Death at La Fenice is the first mystery in Donna Leon's series about Guido Brunetti, a police commissario in Venice. Brunetti investigates the death of a famous conductor, poisoned during a performance of La Traviata at the Venice opera house La Fenice.
Before we're even a quarter of the way through the book, Leon has woven a blanket of suspicion large enough to cover most of the people we've met and some we haven't yet. The soprano and her lesbian lover have lied about their last contact with the maestro, whose homophobia may also implicate the director and his lover as well. The dead man's second wife was a suicide, and the children of that marriage are now grown. The present wife, much younger than the conductor, is a natural suspect, and several burglaries at one of the maestro's apartments, resulting in large insurance settlements, hint that a lot of inheritance money is at stake. By the time he has learned this much, Brunetti isn't even halfway through the first full day of the case.
Brunetti concentrates on the personality of the dead man: “the answer always lay there,” he thinks. He mistrusts intuition and hunches about a suspect. Unlike so many detective characters, Brunetti's home life is happy and provides a center for him. He struggles with an arrogant superior and some incompetent subordinates, but on the whole moves fairly smoothly through his world, where he can shift easily from the Venice dialect called Veneziano to a more widely-used standard Italian and even to competent English.
Donna Leon is a transplant to Venice—she's a New Yorker who taught in various schools abroad before settling in Venice for thirty years; she still spends many weeks there each year. The mystery story is used to this sort of cultural appropriation: the first detective stories, about a French detective in Paris, were written by an American who had never been there. Since Poe, we've had white Australians writing about aborigine detectives, Anglos writing about southwestern American Indian detectives, Belgians writing about French detectives, Englishwomen writing about Belgian detectives, and so on and so on.
Leon does very well at lightly sketching the beauty and interest of Venice, especially its foggy mysteriousness in November, when the story takes place.
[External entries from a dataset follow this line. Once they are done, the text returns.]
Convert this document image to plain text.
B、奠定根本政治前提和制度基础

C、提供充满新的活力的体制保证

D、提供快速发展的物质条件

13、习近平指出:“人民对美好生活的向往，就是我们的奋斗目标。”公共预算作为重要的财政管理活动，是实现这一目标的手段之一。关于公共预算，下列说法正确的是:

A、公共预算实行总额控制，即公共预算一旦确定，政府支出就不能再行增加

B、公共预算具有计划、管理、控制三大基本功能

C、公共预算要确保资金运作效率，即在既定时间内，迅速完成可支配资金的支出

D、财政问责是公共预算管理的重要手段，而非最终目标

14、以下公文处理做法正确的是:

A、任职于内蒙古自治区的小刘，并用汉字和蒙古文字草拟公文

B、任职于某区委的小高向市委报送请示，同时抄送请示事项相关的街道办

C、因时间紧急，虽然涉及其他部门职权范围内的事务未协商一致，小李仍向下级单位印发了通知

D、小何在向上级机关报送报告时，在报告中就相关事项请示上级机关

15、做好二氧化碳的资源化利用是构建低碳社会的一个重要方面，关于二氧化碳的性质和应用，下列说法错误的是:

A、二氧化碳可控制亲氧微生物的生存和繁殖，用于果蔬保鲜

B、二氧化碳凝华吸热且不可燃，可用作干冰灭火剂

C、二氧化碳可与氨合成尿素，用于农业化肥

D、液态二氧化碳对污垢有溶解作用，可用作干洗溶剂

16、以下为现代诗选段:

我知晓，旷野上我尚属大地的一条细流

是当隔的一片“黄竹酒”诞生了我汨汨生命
And she deals well with Italian daily life, the Italians' love of titles (Brunetti's father-in-law is a count), the swarm of daily newspapers representing each demographic group and every shade of political opinion, the corruption that pervades Italy's bureaucracy, and the way the pace of Italian life is measured by meals in restaurants and homes, coffee breaks in cafes, and drinks taken at various hours at parties, bars, apartments, and even the dressing rooms at the opera house, Teatro La Fenice. Brunetti is a likable character in a picturesque setting; if you like him, there are thirty-one more books in the series.